Mount Desert Island Physical Description
Firstly, the beautiful Mount Desert Island covers an area of roughly 108 sq mi (280 sq km). It also has an irregular outline. In addition, Cadillac Mountain stands as the highest point on the island. It boasts a height of 1,528 ft (466 m).
It’s the natural splendor that draws the most attention, however, and deservedly so. Large portions of the island teem with stunning forests, mainly consisting of deciduous trees.
A large fire in 1947 cleared half the island of most of its coniferous trees, allowing other species to take hold. Much of the forest now consists of aspen, birch, and maple. Parts of the island still teem with wildlife, including deer, raccoon, lynx, and muskrats.
The native North American Beaver population was hunted to extinction but has since been repopulated. Several well-known summer colonies have been constructed there, due to the great natural beauty.
Mount Desert Island Geology and History
Geological evidence shows that Mount Desert Island originally formed around 550 million years ago. The earliest known formation on the island, a seafloor mud deposit, formed during the Cambrian Period.

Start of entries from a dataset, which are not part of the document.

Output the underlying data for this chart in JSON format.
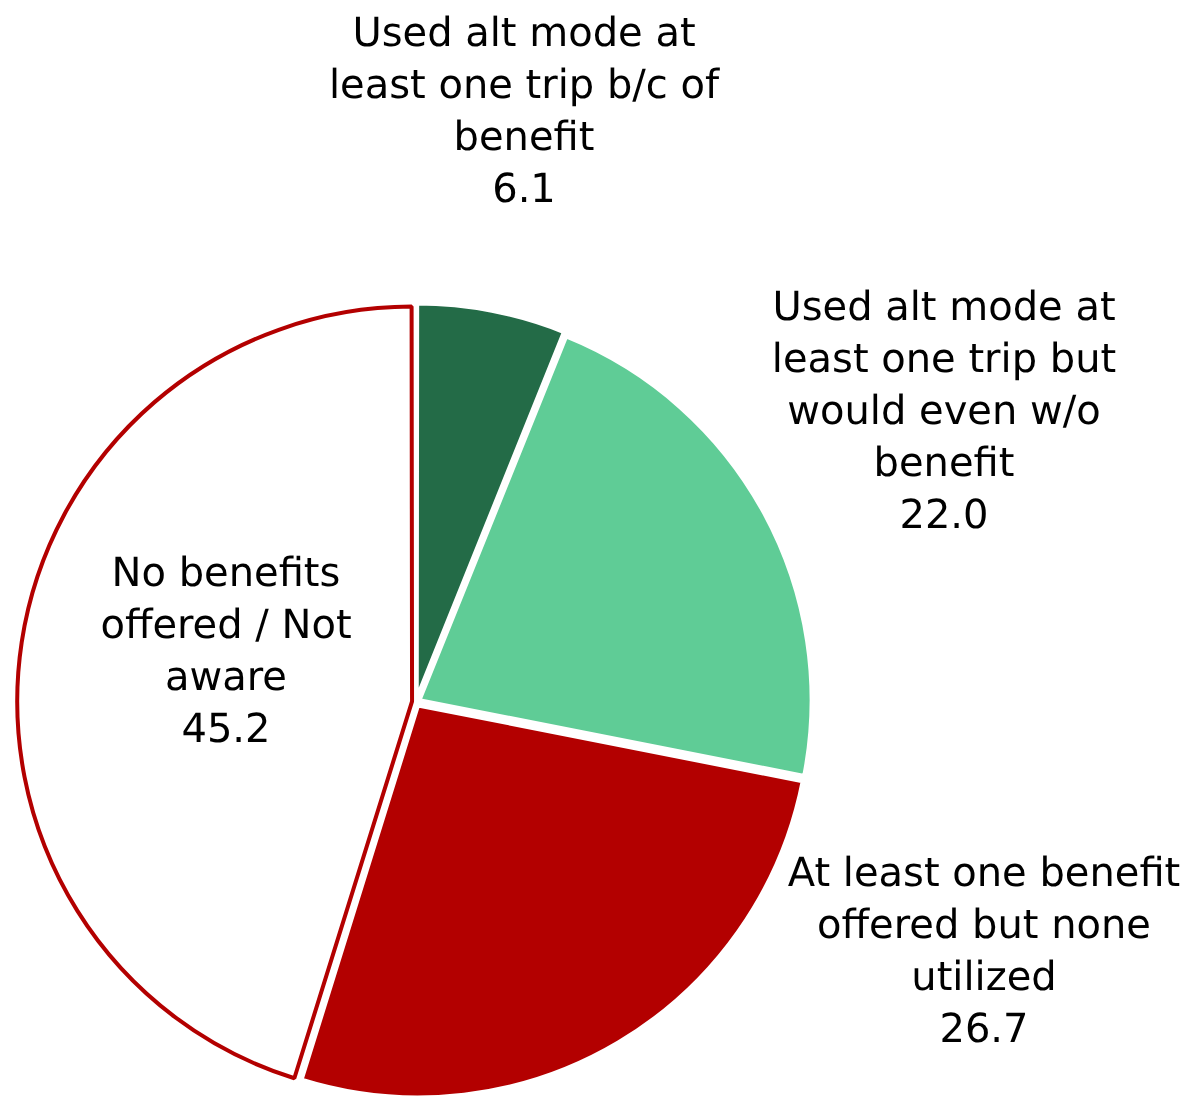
{
  "chart_data": {
    "type": "pie",
    "categories": [
      "Used alt mode at least one trip b/c of benefit",
      "Used alt mode at least one trip but would even w/o benefit",
      "At least one benefit offered but none utilized",
      "No benefits offered / Not aware"
    ],
    "values": [
      6.1,
      22.0,
      26.7,
      45.2
    ],
    "colors": [
      "#236b47",
      "#5fcc96",
      "#b30000",
      "#ffffff"
    ],
    "value_labels": [
      "6.1",
      "22.0",
      "26.7",
      "45.2"
    ],
    "legend": false
  }
}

Powerful plate tectonics later caused the massive formation to fold, thrust, and then lift above sea level. However, a second foundation, composed mainly of silt and sand, subsequently deposited later.
Lastly, a third foundation, composed primarily of volcanic ash and magma, formed even later. The retreat of the Laurentide Ice Sheet during the last ice age also exposed huge deposits of granite.
Finally, one of the most noteworthy geological features of the island is known as Bubble Rock. The retreating glacier left this enormous glacial erratic behind and also left it perched precariously on the side of a mountain.